A third-year business administration major, who chose to remain anonymous for professional reasons, said he experienced something similar. 

“Because the person whose dorm we were in had already been written up by OSCCR, and he didn’t want to get in trouble again, I said the beer was mine. I got written up by OSCCR and fined $100 for a single beer,” he said. “I think it was unnecessary.”

The student said he questions the effectiveness of fines as a deterrent and suggested that the university has ulterior motives. “In some sense, it is a way to scare people from doing it. But it’s also just milking money out of us.”

Mackechnie also said that his fine frustrated him. 

“I [was] a freshman in college. The money that I [was] surviving off of was the money I got from graduation from a few family members and the minimum wage job that I had been working all summer where I made $200 a week if I was lucky,” Mackechnie said. “That basically was like two and a half weeks of what I was trying to spend. I had to scrounge during that period. As a freshman in college who already is developing their time management skills, that sucks.”  

Alex Velto, a recent graduate who once worked as a senior RA, said he believes OSCCR fines are discriminatory against lower-income students. “The problem that I have with financial based systems is that they heavily penalize people who aren’t well off, and people who are well off can do whatever they want and just pay the fine.”

Michael Mendez, a former RA in Smith Hall, said for some students, $100 can be very burdensome. “If I was a freshman, I would not have been able to afford a $100 fine without help.”

He said drinking was never out of control with his “extremely studious” residents anyway.

Velto said he doubts that fines are an effective deterrent against underage drinking. “I’m sure [OSCCR] believe[s] it’s a deterrent … If they can pay the fine, they will kind of just shrug that off.” 

He pointed to formal warnings as more effective deterrents. “Probation is enough. Probation scares people. That, I watched change behavior more often than the fine,” he said.

Students who have been sanctioned by OSCCR said that formal warnings like disciplinary probation and deferred suspension were more effective than monetary fines. 

“It bummed me out that even in a situation where it could have been an honest mistake … I still had to get put on deferred suspension, which freaked me out,” said a fifth-year industrial engineering student who was caught drinking while underage and distributing alcohol to a minor. He has chosen to remain anonymous for fear of damaging future job prospects. 

“I was so nervous at parties after that. Whenever there were underage kids around that were drinking, I would always evaluate what was going on,” the student said. 

Velto said he doesn’t see underage drinking ever stopping at Northeastern. “The problem is I can’t really come up with a system that would deter drinking … College students are going to drink.”

According to the 2017 National Survey on Drug Use and Health, 53.6 percent of full-time college students ages 18 to 22 drank alcohol in the past month.

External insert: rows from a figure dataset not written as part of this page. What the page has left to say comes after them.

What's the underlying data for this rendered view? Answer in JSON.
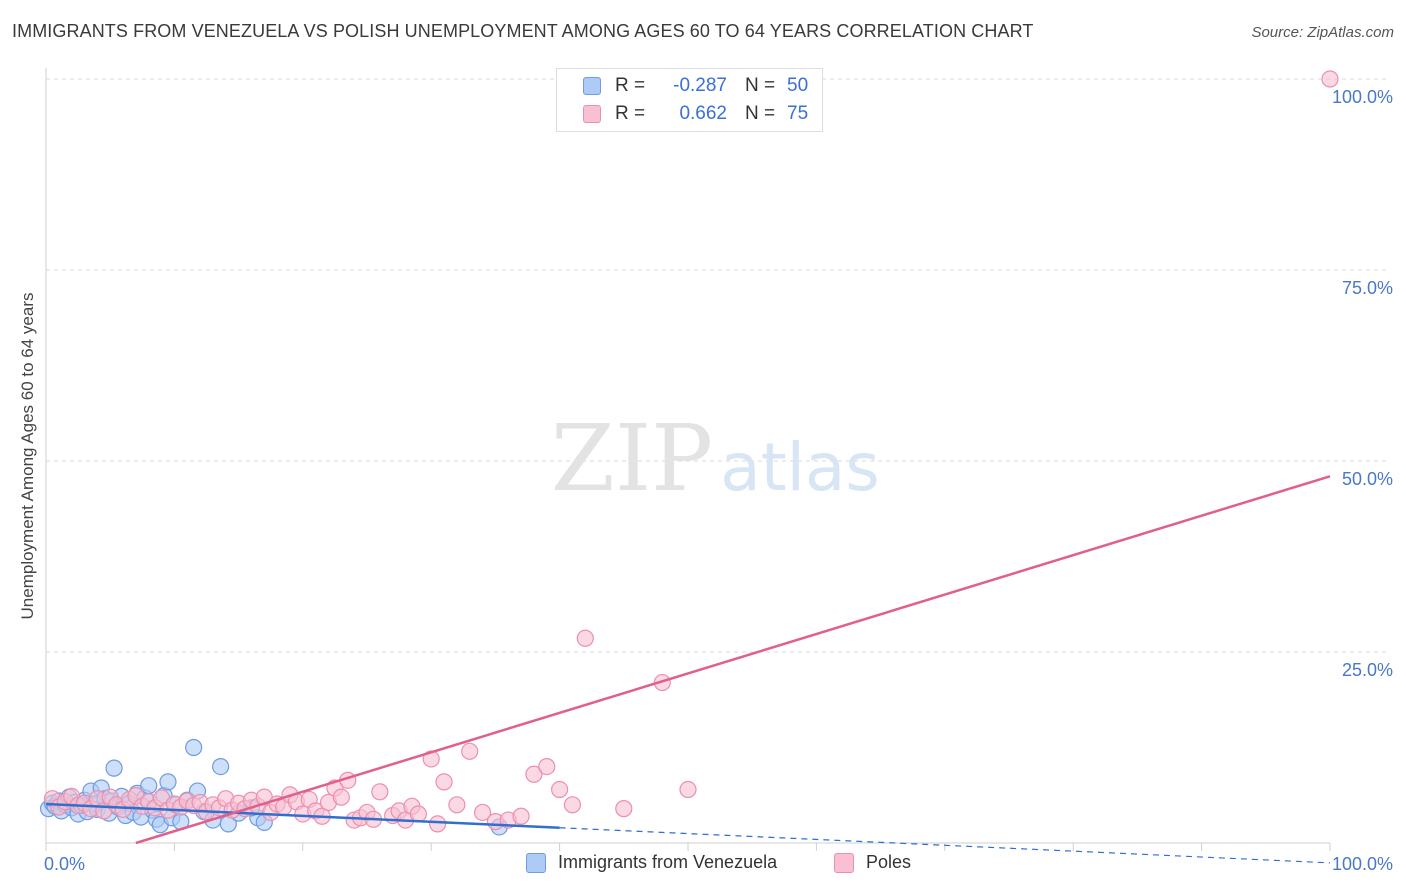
{
  "header": {
    "title": "IMMIGRANTS FROM VENEZUELA VS POLISH UNEMPLOYMENT AMONG AGES 60 TO 64 YEARS CORRELATION CHART",
    "source": "Source: ZipAtlas.com"
  },
  "watermark": {
    "zip": "ZIP",
    "atlas": "atlas"
  },
  "colors": {
    "blue_fill": "#aecbf5",
    "blue_stroke": "#6f9be0",
    "blue_line": "#2f6fd0",
    "pink_fill": "#f8c0d2",
    "pink_stroke": "#ec8fae",
    "pink_line": "#e0608a",
    "tick_text": "#4a78c8",
    "grid": "#d8d8d8"
  },
  "legend": {
    "rows": [
      {
        "r_label": "R =",
        "r_value": "-0.287",
        "n_label": "N =",
        "n_value": "50"
      },
      {
        "r_label": "R =",
        "r_value": "0.662",
        "n_label": "N =",
        "n_value": "75"
      }
    ]
  },
  "bottom_legend": {
    "series_a": "Immigrants from Venezuela",
    "series_b": "Poles"
  },
  "chart_data": {
    "type": "scatter",
    "title": "IMMIGRANTS FROM VENEZUELA VS POLISH UNEMPLOYMENT AMONG AGES 60 TO 64 YEARS CORRELATION CHART",
    "xlabel": "",
    "ylabel": "Unemployment Among Ages 60 to 64 years",
    "xlim": [
      0,
      100
    ],
    "ylim": [
      0,
      100
    ],
    "x_tick_labels": [
      "0.0%",
      "100.0%"
    ],
    "y_ticks": [
      25,
      50,
      75,
      100
    ],
    "y_tick_labels": [
      "25.0%",
      "50.0%",
      "75.0%",
      "100.0%"
    ],
    "grid": true,
    "series": [
      {
        "name": "Immigrants from Venezuela",
        "r": -0.287,
        "n": 50,
        "points": [
          [
            0.2,
            4.5
          ],
          [
            0.5,
            5.2
          ],
          [
            0.7,
            4.8
          ],
          [
            1.0,
            5.5
          ],
          [
            1.2,
            4.2
          ],
          [
            1.5,
            5.0
          ],
          [
            1.8,
            6.0
          ],
          [
            2.0,
            4.6
          ],
          [
            2.2,
            5.3
          ],
          [
            2.5,
            3.8
          ],
          [
            2.8,
            4.9
          ],
          [
            3.0,
            5.6
          ],
          [
            3.2,
            4.1
          ],
          [
            3.5,
            6.8
          ],
          [
            3.8,
            5.1
          ],
          [
            4.0,
            4.4
          ],
          [
            4.3,
            7.2
          ],
          [
            4.6,
            5.8
          ],
          [
            4.9,
            3.9
          ],
          [
            5.1,
            5.5
          ],
          [
            5.3,
            9.8
          ],
          [
            5.6,
            4.7
          ],
          [
            5.9,
            6.1
          ],
          [
            6.2,
            3.6
          ],
          [
            6.5,
            5.2
          ],
          [
            6.8,
            4.0
          ],
          [
            7.1,
            6.5
          ],
          [
            7.4,
            3.4
          ],
          [
            7.7,
            5.9
          ],
          [
            8.0,
            7.5
          ],
          [
            8.3,
            4.3
          ],
          [
            8.6,
            3.1
          ],
          [
            8.9,
            2.4
          ],
          [
            9.2,
            6.2
          ],
          [
            9.5,
            8.0
          ],
          [
            9.8,
            3.3
          ],
          [
            10.1,
            5.0
          ],
          [
            10.5,
            2.8
          ],
          [
            11.0,
            5.6
          ],
          [
            11.5,
            12.5
          ],
          [
            11.8,
            6.8
          ],
          [
            12.3,
            4.1
          ],
          [
            13.0,
            3.0
          ],
          [
            13.6,
            10.0
          ],
          [
            14.2,
            2.5
          ],
          [
            15.0,
            3.9
          ],
          [
            16.5,
            3.3
          ],
          [
            17.0,
            2.7
          ],
          [
            16.0,
            4.6
          ],
          [
            35.3,
            2.1
          ]
        ]
      },
      {
        "name": "Poles",
        "r": 0.662,
        "n": 75,
        "points": [
          [
            0.5,
            5.8
          ],
          [
            1.0,
            4.7
          ],
          [
            1.5,
            5.4
          ],
          [
            2.0,
            6.1
          ],
          [
            2.5,
            4.9
          ],
          [
            3.0,
            5.2
          ],
          [
            3.5,
            4.5
          ],
          [
            4.0,
            5.8
          ],
          [
            4.5,
            4.2
          ],
          [
            5.0,
            6.0
          ],
          [
            5.5,
            5.0
          ],
          [
            6.0,
            4.4
          ],
          [
            6.5,
            5.7
          ],
          [
            7.0,
            6.2
          ],
          [
            7.5,
            4.8
          ],
          [
            8.0,
            5.4
          ],
          [
            8.5,
            4.6
          ],
          [
            9.0,
            5.9
          ],
          [
            9.5,
            4.3
          ],
          [
            10.0,
            5.1
          ],
          [
            10.5,
            4.7
          ],
          [
            11.0,
            5.5
          ],
          [
            11.5,
            4.9
          ],
          [
            12.0,
            5.3
          ],
          [
            12.5,
            4.1
          ],
          [
            13.0,
            5.0
          ],
          [
            13.5,
            4.6
          ],
          [
            14.0,
            5.8
          ],
          [
            14.5,
            4.3
          ],
          [
            15.0,
            5.2
          ],
          [
            15.5,
            4.5
          ],
          [
            16.0,
            5.6
          ],
          [
            16.5,
            4.8
          ],
          [
            17.0,
            6.0
          ],
          [
            17.5,
            4.0
          ],
          [
            18.0,
            5.1
          ],
          [
            18.5,
            4.7
          ],
          [
            19.0,
            6.3
          ],
          [
            19.5,
            5.4
          ],
          [
            20.0,
            3.8
          ],
          [
            20.5,
            5.7
          ],
          [
            21.0,
            4.2
          ],
          [
            21.5,
            3.5
          ],
          [
            22.0,
            5.3
          ],
          [
            22.5,
            7.2
          ],
          [
            23.0,
            6.0
          ],
          [
            23.5,
            8.2
          ],
          [
            24.0,
            3.0
          ],
          [
            24.5,
            3.3
          ],
          [
            25.0,
            4.0
          ],
          [
            25.5,
            3.1
          ],
          [
            26.0,
            6.7
          ],
          [
            27.0,
            3.6
          ],
          [
            27.5,
            4.2
          ],
          [
            28.0,
            3.0
          ],
          [
            28.5,
            4.8
          ],
          [
            29.0,
            3.8
          ],
          [
            30.0,
            11.0
          ],
          [
            30.5,
            2.5
          ],
          [
            31.0,
            8.0
          ],
          [
            32.0,
            5.0
          ],
          [
            33.0,
            12.0
          ],
          [
            34.0,
            4.0
          ],
          [
            35.0,
            2.8
          ],
          [
            36.0,
            3.0
          ],
          [
            37.0,
            3.5
          ],
          [
            38.0,
            9.0
          ],
          [
            39.0,
            10.0
          ],
          [
            40.0,
            7.0
          ],
          [
            41.0,
            5.0
          ],
          [
            42.0,
            26.8
          ],
          [
            45.0,
            4.5
          ],
          [
            48.0,
            21.0
          ],
          [
            50.0,
            7.0
          ],
          [
            100.0,
            100.0
          ]
        ]
      }
    ],
    "trend_lines": [
      {
        "series": "Immigrants from Venezuela",
        "x": [
          0,
          40
        ],
        "y": [
          5.1,
          2.0
        ],
        "dashed_x": [
          40,
          100
        ],
        "dashed_y": [
          2.0,
          -2.6
        ]
      },
      {
        "series": "Poles",
        "x": [
          7,
          100
        ],
        "y": [
          0,
          48
        ]
      }
    ]
  }
}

A fourth-year computer science and business administration major whom an RA found to be under the influence of alcohol and who wished to remain anonymous for fear of damaging future job prospects said Northeastern should take a less adversarial approach to reducing underage drinking. 

“The way Northeastern does it is like, ‘Don’t do it, even though I know you’re going to.’ If I was on campus in my dorm, that is a much safer place than me walking 25 minutes to Roxbury Crossing, an area I don’t know, and then drinking and then having to figure out how to get back home,” the student said. 

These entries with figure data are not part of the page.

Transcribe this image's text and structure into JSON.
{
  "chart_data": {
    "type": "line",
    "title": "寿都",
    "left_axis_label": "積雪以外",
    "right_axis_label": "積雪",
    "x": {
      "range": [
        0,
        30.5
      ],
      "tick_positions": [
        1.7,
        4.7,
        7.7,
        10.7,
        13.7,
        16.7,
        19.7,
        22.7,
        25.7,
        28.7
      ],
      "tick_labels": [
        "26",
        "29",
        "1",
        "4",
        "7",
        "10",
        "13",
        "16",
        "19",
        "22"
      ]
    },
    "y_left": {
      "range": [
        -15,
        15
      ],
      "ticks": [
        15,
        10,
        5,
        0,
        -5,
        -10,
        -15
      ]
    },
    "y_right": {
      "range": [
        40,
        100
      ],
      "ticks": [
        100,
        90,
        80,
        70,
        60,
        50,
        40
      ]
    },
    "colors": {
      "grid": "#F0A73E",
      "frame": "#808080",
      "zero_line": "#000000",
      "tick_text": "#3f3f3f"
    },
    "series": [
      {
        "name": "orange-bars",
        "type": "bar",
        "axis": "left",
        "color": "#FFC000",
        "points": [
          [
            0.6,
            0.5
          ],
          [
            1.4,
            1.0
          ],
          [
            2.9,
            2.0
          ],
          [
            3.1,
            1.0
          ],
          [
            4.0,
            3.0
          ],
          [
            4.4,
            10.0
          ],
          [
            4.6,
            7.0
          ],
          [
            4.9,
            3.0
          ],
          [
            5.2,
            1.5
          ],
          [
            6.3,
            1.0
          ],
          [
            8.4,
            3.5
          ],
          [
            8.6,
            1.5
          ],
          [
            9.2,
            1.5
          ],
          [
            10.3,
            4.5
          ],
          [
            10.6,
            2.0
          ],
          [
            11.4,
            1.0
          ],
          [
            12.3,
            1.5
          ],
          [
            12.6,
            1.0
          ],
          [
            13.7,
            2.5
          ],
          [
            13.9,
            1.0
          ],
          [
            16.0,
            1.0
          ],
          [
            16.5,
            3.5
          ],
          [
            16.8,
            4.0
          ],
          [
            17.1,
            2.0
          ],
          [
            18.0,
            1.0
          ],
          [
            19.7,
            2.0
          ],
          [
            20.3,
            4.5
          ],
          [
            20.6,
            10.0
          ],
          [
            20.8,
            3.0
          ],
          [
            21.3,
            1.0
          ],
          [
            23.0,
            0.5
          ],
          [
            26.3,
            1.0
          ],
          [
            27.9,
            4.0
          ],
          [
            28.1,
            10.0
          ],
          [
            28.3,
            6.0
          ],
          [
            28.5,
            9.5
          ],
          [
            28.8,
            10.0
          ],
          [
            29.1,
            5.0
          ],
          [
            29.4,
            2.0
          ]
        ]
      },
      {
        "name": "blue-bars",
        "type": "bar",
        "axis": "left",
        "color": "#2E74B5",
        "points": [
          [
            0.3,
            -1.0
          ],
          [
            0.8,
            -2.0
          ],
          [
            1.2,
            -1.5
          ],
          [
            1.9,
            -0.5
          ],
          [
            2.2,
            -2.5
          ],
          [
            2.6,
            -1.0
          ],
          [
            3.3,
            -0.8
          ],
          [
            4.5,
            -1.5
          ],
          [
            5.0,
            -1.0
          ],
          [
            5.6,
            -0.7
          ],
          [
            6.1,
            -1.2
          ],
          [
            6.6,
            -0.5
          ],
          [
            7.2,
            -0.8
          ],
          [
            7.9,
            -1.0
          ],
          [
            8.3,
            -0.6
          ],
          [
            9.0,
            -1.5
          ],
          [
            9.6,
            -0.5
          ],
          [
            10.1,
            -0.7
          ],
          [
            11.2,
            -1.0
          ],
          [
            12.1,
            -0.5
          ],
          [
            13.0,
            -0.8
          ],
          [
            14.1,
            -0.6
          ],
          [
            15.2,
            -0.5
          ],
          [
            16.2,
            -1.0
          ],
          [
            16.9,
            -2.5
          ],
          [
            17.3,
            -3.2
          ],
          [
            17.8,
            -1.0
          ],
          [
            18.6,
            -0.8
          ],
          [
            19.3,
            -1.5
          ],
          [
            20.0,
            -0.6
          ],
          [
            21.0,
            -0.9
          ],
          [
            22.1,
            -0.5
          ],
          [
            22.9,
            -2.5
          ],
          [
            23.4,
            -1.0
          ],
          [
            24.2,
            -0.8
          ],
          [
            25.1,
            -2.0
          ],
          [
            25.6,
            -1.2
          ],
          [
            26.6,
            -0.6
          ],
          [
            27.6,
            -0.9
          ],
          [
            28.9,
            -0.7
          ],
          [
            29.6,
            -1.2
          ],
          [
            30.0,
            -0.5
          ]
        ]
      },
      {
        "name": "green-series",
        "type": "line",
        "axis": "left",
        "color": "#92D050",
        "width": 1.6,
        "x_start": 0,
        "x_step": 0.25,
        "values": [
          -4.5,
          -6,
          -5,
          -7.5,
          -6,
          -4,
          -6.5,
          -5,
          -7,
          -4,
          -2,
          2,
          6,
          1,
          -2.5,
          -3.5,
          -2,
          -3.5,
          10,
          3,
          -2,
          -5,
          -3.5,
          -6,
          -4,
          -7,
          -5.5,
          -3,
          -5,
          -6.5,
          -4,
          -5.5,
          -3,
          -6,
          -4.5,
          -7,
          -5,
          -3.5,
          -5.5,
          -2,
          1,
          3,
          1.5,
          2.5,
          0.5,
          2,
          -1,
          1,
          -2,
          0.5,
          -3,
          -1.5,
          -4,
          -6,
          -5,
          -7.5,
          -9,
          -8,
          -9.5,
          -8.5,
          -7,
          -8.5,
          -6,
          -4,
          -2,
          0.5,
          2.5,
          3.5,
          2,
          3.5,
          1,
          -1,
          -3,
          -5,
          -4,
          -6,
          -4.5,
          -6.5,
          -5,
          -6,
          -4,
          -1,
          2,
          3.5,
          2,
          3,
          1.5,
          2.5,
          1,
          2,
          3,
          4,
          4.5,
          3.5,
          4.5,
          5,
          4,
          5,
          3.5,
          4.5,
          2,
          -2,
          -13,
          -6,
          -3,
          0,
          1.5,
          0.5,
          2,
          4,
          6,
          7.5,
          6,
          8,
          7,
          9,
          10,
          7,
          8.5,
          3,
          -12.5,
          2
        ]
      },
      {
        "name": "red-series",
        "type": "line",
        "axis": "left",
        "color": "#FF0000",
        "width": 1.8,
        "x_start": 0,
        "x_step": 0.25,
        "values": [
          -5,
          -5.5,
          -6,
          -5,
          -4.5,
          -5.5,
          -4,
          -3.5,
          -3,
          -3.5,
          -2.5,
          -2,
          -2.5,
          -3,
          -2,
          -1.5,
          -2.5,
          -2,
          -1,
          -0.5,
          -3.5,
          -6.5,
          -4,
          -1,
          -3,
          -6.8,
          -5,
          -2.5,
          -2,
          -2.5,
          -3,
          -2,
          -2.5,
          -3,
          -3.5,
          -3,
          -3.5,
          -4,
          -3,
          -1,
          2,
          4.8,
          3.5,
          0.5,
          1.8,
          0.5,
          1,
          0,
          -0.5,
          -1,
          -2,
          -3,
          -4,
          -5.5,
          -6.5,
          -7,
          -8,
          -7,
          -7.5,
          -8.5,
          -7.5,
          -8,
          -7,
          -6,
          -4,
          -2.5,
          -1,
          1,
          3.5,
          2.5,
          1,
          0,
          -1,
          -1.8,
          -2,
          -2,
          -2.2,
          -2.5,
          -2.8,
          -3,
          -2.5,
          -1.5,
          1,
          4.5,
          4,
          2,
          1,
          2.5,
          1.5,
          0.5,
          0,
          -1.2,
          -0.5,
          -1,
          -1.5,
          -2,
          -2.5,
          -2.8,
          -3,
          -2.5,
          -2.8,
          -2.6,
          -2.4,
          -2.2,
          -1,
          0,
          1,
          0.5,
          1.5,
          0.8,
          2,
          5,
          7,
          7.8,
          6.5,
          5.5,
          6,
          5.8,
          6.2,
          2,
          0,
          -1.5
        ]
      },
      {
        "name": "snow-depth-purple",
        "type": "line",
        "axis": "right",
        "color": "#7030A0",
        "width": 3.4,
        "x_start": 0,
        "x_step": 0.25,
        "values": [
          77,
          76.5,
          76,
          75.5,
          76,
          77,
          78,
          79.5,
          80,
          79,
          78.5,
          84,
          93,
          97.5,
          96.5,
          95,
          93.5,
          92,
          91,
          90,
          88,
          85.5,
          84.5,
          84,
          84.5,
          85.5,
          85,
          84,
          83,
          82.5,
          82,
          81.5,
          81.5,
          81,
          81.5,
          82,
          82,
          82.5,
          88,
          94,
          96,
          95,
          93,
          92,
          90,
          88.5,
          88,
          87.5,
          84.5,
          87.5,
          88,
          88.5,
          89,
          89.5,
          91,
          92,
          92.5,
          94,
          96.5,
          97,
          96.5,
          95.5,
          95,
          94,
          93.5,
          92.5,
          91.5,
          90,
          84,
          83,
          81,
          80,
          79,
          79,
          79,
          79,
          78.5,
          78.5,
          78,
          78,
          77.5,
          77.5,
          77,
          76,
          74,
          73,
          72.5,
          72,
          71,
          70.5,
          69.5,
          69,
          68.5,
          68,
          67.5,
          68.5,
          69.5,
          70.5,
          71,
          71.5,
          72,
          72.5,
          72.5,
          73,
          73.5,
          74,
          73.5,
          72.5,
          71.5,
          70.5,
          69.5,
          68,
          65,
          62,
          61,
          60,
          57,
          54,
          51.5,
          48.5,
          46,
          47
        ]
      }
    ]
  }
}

Earlier this year, Wentworth Institute of Technology sophomore Max Carbone was found dead after leaving a party on Mission Hill. 

“I think there can be a lot done within the communities in the dorms as opposed to taking it to the campus level. I feel like working with RDs and RAs internally in the dorms as opposed to involving OSCCR could be effective,” Mackechnie said. “I feel like that could definitely be a better route rather than sending it to OSCCR and everyone freaking out because of this acronym.”